I recently "celebrated" my 7 year anniversary with DH. It finally hit me that of that 7 years, I had been lying to him for over a third of the time. That's when I found this message board and read about being "lonely in limbo land". In fact I read it several times. I knew what I had to do. I think MM knew something was wrong too. I had just been with him the day before, and I could hardly look at him. Before he left he asked what was wrong and I couldn't even find the words. I just knew I didn't like the empty feeling I had.

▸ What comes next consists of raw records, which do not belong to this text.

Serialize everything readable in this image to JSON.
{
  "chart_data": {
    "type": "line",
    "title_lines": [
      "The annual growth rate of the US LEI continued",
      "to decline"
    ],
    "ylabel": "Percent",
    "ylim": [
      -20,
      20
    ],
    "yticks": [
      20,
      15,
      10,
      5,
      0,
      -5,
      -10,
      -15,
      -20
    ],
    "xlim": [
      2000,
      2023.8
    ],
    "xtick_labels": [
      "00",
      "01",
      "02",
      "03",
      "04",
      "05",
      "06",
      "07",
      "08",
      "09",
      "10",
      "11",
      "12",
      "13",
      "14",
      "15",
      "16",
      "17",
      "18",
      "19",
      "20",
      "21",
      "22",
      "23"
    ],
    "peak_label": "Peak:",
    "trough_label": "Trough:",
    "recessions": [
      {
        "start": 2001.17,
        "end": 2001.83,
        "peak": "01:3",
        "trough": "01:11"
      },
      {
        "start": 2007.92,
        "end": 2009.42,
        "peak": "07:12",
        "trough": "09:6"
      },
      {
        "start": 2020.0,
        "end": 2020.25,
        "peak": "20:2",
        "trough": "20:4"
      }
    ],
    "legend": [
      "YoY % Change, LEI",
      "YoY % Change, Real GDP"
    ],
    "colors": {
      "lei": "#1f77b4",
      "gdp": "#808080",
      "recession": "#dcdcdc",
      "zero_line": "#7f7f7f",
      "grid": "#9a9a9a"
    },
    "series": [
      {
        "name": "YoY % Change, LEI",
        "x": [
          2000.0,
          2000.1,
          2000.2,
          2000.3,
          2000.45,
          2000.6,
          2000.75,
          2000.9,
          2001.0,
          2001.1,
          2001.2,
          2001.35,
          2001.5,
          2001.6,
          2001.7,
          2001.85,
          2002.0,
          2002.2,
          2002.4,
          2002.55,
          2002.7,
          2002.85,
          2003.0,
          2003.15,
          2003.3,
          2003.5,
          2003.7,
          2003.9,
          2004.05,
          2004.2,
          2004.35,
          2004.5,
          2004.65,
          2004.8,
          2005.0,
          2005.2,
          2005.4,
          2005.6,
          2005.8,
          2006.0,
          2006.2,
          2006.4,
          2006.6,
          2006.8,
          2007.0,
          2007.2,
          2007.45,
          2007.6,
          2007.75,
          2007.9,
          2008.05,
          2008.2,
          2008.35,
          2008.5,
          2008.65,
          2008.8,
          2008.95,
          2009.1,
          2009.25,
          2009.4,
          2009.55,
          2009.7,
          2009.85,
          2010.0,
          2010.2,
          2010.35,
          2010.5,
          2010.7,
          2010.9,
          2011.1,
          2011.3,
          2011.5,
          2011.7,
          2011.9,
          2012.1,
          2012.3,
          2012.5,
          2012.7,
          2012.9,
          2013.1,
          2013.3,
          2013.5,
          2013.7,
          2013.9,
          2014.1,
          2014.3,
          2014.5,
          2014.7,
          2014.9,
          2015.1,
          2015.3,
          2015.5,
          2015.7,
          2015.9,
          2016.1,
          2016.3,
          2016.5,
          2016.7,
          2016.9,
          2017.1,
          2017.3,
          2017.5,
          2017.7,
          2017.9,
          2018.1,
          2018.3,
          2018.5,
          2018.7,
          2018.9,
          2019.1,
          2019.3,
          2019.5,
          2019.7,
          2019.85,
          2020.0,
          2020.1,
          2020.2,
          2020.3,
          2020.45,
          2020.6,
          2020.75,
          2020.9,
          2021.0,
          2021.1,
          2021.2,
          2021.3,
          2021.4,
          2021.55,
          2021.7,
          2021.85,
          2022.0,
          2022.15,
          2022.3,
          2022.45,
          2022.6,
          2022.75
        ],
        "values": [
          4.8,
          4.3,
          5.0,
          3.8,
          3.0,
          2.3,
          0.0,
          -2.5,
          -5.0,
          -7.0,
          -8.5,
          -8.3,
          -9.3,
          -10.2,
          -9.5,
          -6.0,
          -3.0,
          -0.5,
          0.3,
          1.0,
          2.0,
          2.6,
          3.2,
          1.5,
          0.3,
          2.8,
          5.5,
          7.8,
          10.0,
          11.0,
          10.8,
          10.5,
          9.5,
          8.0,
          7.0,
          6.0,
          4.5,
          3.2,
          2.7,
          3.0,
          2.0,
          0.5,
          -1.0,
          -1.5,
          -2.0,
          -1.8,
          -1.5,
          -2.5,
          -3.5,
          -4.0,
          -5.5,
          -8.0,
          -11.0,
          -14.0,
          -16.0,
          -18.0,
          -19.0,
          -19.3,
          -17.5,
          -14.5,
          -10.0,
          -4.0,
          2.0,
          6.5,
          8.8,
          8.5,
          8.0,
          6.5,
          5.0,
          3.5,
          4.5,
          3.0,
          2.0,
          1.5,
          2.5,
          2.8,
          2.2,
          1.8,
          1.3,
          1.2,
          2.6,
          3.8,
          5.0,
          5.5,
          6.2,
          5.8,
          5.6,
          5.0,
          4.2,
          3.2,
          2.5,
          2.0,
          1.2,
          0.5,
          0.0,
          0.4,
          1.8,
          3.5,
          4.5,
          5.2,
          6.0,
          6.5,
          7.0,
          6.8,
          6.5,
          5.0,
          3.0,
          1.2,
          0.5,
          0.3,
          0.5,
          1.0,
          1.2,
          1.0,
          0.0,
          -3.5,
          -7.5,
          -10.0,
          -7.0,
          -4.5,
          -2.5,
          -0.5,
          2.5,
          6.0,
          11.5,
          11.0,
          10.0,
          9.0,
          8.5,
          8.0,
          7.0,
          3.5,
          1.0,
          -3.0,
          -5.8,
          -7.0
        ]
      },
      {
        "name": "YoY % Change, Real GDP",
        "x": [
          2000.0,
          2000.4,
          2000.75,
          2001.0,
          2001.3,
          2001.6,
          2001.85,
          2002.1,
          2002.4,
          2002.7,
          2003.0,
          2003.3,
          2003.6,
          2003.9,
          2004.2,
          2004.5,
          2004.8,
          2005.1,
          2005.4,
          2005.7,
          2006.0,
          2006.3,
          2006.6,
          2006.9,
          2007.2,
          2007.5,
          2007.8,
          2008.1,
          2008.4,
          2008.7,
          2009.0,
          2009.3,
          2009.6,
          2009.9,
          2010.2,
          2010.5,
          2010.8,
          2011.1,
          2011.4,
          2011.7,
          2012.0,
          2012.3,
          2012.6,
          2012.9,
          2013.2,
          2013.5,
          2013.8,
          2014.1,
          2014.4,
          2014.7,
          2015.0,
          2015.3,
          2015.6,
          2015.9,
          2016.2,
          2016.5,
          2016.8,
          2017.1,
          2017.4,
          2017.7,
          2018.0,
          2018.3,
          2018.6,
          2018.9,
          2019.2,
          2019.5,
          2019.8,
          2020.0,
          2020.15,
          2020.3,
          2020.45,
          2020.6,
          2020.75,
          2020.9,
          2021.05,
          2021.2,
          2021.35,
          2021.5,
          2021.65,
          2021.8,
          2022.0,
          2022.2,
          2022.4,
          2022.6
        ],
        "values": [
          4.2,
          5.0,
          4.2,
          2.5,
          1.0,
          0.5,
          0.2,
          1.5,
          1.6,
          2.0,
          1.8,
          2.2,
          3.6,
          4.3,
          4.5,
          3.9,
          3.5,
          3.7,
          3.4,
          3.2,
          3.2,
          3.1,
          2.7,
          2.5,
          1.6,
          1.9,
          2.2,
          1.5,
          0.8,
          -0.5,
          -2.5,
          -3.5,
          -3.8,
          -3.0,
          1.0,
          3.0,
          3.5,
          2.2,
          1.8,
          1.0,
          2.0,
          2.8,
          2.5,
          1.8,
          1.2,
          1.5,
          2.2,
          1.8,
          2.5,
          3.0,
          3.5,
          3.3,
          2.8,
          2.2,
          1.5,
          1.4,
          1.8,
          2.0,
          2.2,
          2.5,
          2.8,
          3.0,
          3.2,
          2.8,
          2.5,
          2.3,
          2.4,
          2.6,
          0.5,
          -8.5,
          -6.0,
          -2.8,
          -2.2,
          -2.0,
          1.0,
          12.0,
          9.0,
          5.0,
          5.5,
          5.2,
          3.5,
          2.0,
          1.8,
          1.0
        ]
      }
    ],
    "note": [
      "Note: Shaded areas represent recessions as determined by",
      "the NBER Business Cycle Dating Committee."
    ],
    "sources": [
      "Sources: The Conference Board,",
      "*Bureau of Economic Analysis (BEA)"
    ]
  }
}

My husband and I don't have the best relationship. He's not romantic...AT ALL. He never compliments me. He doesn't initiate sex very often. But, if I'm ever going to be happy with him, we have to work on it together. I can't be distracted by someone else. I need to focus all of my energy and thoughts on my DH. I need to accept his faults, and admit I have a few of my own. I need to stop waiting for him to iniate anything. I need to have an affair full of excitement...but with my husband.

My recommendation: read about the limbo land. It just might help you make the decision you need. Good luck and keep posting here. It has helped me these past two weeks.

~overhim2

iVillage Member
Registered: 03-16-2004
Sat, 07-24-2004 - 1:21pm
You wrote: "I'm in the midst of conflicting emotions, wondering whether or not I should end it, afraid that if I do, things will be weird between MM and I (he's married to my friend, remember, so we do see each other) or -- worse yet -- I'll regret it. But I'd also seriously regret anyone finding out about us. I really don't know what to do at the moment."

That's the problem, isn't it? You are in a no-win situation. Look ahead to the future. Do you think this can continue the way it is for the rest of your lives? Doubtful. And trust me, there is NO painless way for an A to end. Either you will get found out; or you will choose to end your marriages & be together, thus hurting a ton of people you care about; or you will voluntarily have to end it, and you will go through a world of hurt. My advice to you is -- take control of your own life and end it now. Go through the inevitable pain of the healing process; at least it will be on YOUR terms, with a minimal amount of damage to your loved ones. Do it for yourself, your child, your DH, and your friend. It is a hard process, but ultimately SO worth it!

I am almost 8 months affair-free, and it has been a tough road -- but I have finally found the person I was before I started this whole thing! And life is so much better!!! Trust me, you can do it too!!!! :)

iVillage Member
Registered: 12-28-2003
Sat, 07-24-2004 - 10:49pm
Ditto Ditto Ditto.

It is next to impossible to fix your marriage while your cheating on your family.